The next afternoon Howard found Miss Leland sitting, reading in an alcove in her drawing-room, between a stuffed parroquet and a blue De Morgan jar. As he was shown in he noticed, with a momentary shock, that her features were quite commonplace. Then she saw him, and at once seemed to vanish wrapped in an exulting flame of life. She stood up, flinging the book on to the seat with some violence.
‘I have been reading the “Imitation of Christ,” and was just feeling that I should have to become a theosophist or a socialist, or go and join the Catholic Church, or do something. How delightful it is to see you again! How is my savage getting on? It is so good of you to try and help me to reform him.’
They talked on about Sherman, and Howard did his best to console her for his shortcomings. Time would certainly improve her savage. Several times she gazed at him with those large dark eyes of hers, of which the pupils to-day seemed larger than usual. They made him feel dizzy and clutch tightly the arm of his chair.
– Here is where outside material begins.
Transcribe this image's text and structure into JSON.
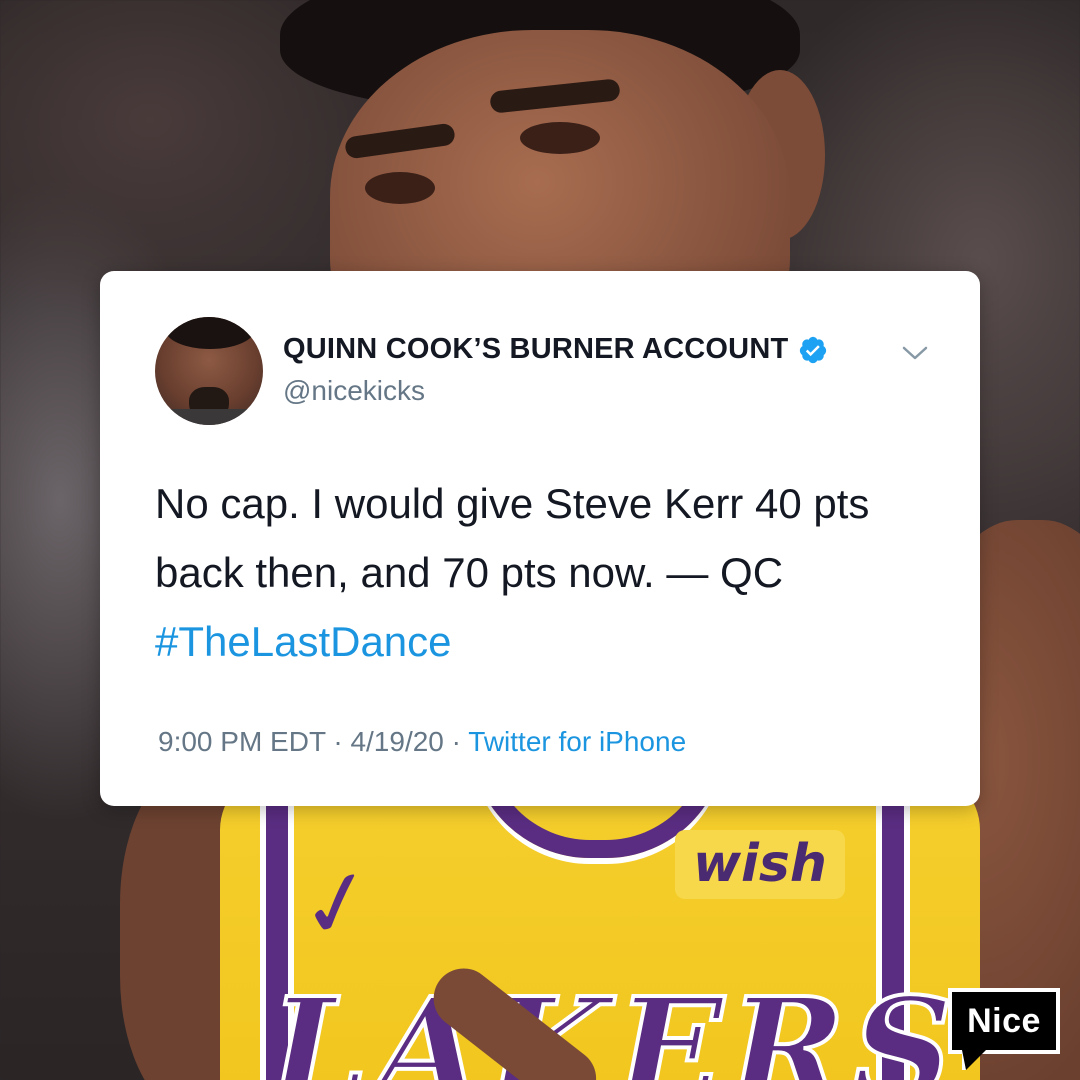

Then she began to talk about her life since childhood—how they got to the subject he never knew—and made a number of those confidences which are so dangerous because so flattering. To love—there is nothing else worth living for; but then men are so shallow. She had never found a nature deep as her own. She would not pretend that she had not often been in love, but never had any heart rung back to her the true note. As she spoke her face quivered with excitement. The exulting flame of life seemed spreading from her to the other things in the room. To Howard’s eyes it seemed as though the bright pots and stuffed birds and plush curtains began to glow with a light not of this world—to glimmer like the strange and chaotic colours the mystic Blake imagined upon the scaled serpent of Eden. The light seemed gradually to dim his past and future, and to make pale his good resolves. Was it not in itself that which all men are seeking, and for which all else exists?
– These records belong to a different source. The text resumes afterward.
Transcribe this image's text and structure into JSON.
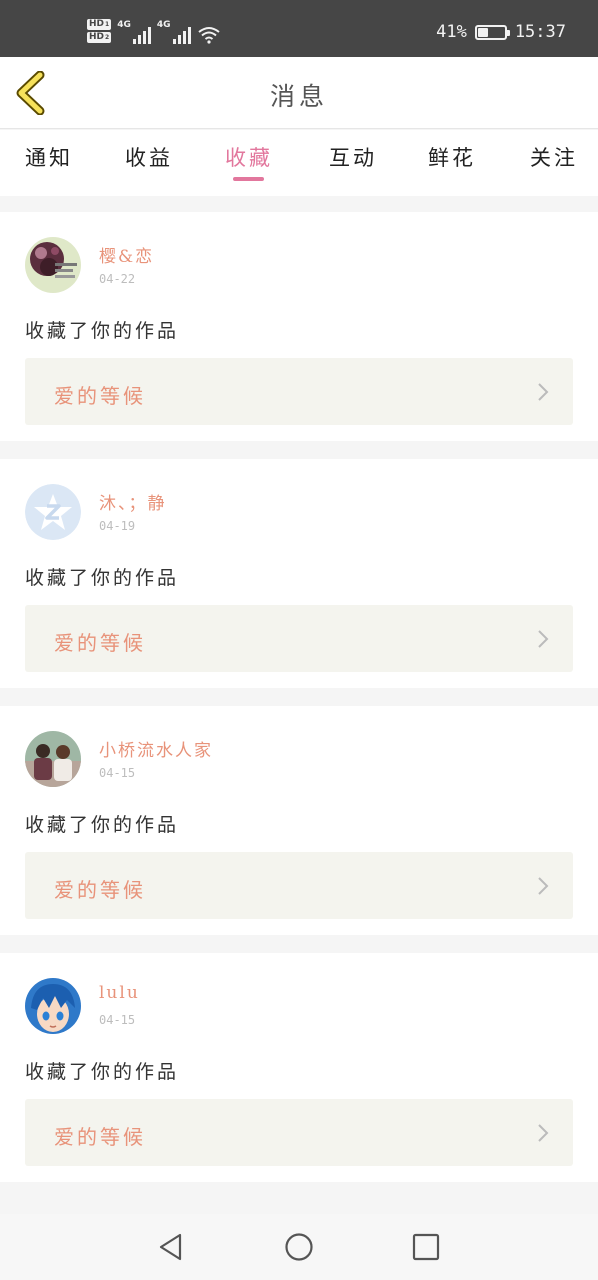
{
  "status_bar": {
    "hd1": "HD",
    "hd1_sub": "1",
    "hd2": "HD",
    "hd2_sub": "2",
    "net1": "4G",
    "net2": "4G",
    "battery_text": "41%",
    "battery_level": 0.41,
    "time": "15:37"
  },
  "header": {
    "title": "消息",
    "back_icon": "chevron-left-icon"
  },
  "tabs": [
    {
      "label": "通知"
    },
    {
      "label": "收益"
    },
    {
      "label": "收藏"
    },
    {
      "label": "互动"
    },
    {
      "label": "鲜花"
    },
    {
      "label": "关注"
    }
  ],
  "active_tab": "收藏",
  "colors": {
    "accent_pink": "#e2779d",
    "name_orange": "#e8937a",
    "work_bg": "#f4f4ee",
    "statusbar_bg": "#464646"
  },
  "messages": [
    {
      "user": "樱&恋",
      "date": "04-22",
      "action": "收藏了你的作品",
      "work_title": "爱的等候",
      "avatar": "avatar-photo-dark-flowers"
    },
    {
      "user": "沐、；静",
      "date": "04-19",
      "action": "收藏了你的作品",
      "work_title": "爱的等候",
      "avatar": "avatar-default-star"
    },
    {
      "user": "小桥流水人家",
      "date": "04-15",
      "action": "收藏了你的作品",
      "work_title": "爱的等候",
      "avatar": "avatar-photo-couple"
    },
    {
      "user": "lulu",
      "date": "04-15",
      "action": "收藏了你的作品",
      "work_title": "爱的等候",
      "avatar": "avatar-anime-blue-hair"
    }
  ],
  "nav_bar": {
    "back": "triangle-back-icon",
    "home": "circle-home-icon",
    "recents": "square-recents-icon"
  }
}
He leant forward and took her hand, timidly and doubtingly. She did not draw it away. He leant nearer and kissed her on the forehead. She gave a joyful cry, and, casting her arms round his neck, burst out, ‘Ah! you—and I. We were made for each other. I hate Sherman. He is an egotist. He is a beast. He is selfish and foolish.’ Releasing one of her arms she struck the seat with her hand, excitedly, and went on, ‘How angry he will be! But it serves him right! How badly he is dressing. He does not know anything about anything. But you—you—I knew you were meant for me the moment I saw you.’
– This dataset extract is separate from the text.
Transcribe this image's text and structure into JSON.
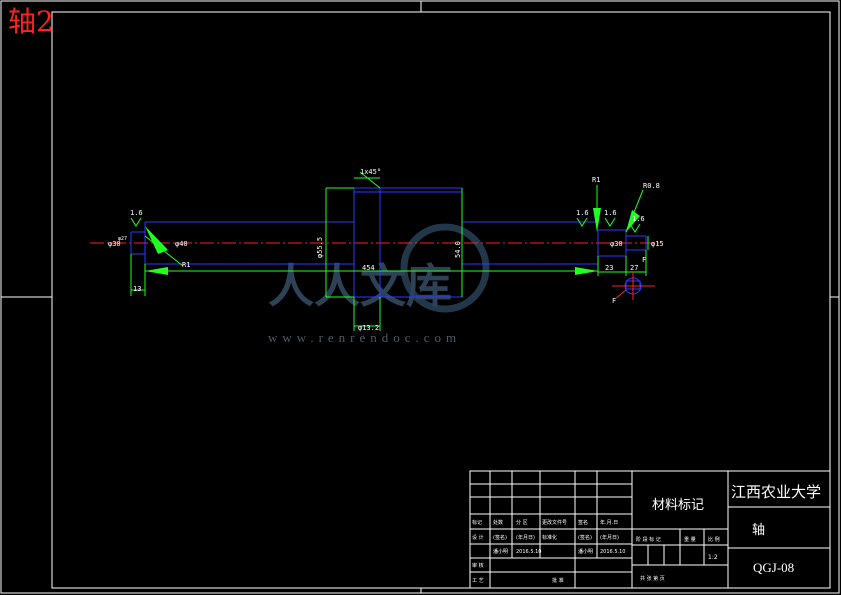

That evening Howard flung himself into a chair in the empty smoking-room. He lighted a cigarette; it went out. Again he lighted it; again it went out. ‘I am a traitor—and that good, stupid fellow, Sherman, never to be jealous!’ he thought. ‘But then, how could I help it? And, besides, it cannot be a bad action to save her from a man she is so much above in refinement and feeling.’ He was getting into good-humour with himself. He got up and went over and looked at the photograph of Raphael’s Madonna, which he had hung over the mantelpiece. ‘How like Margaret’s are her big eyes!’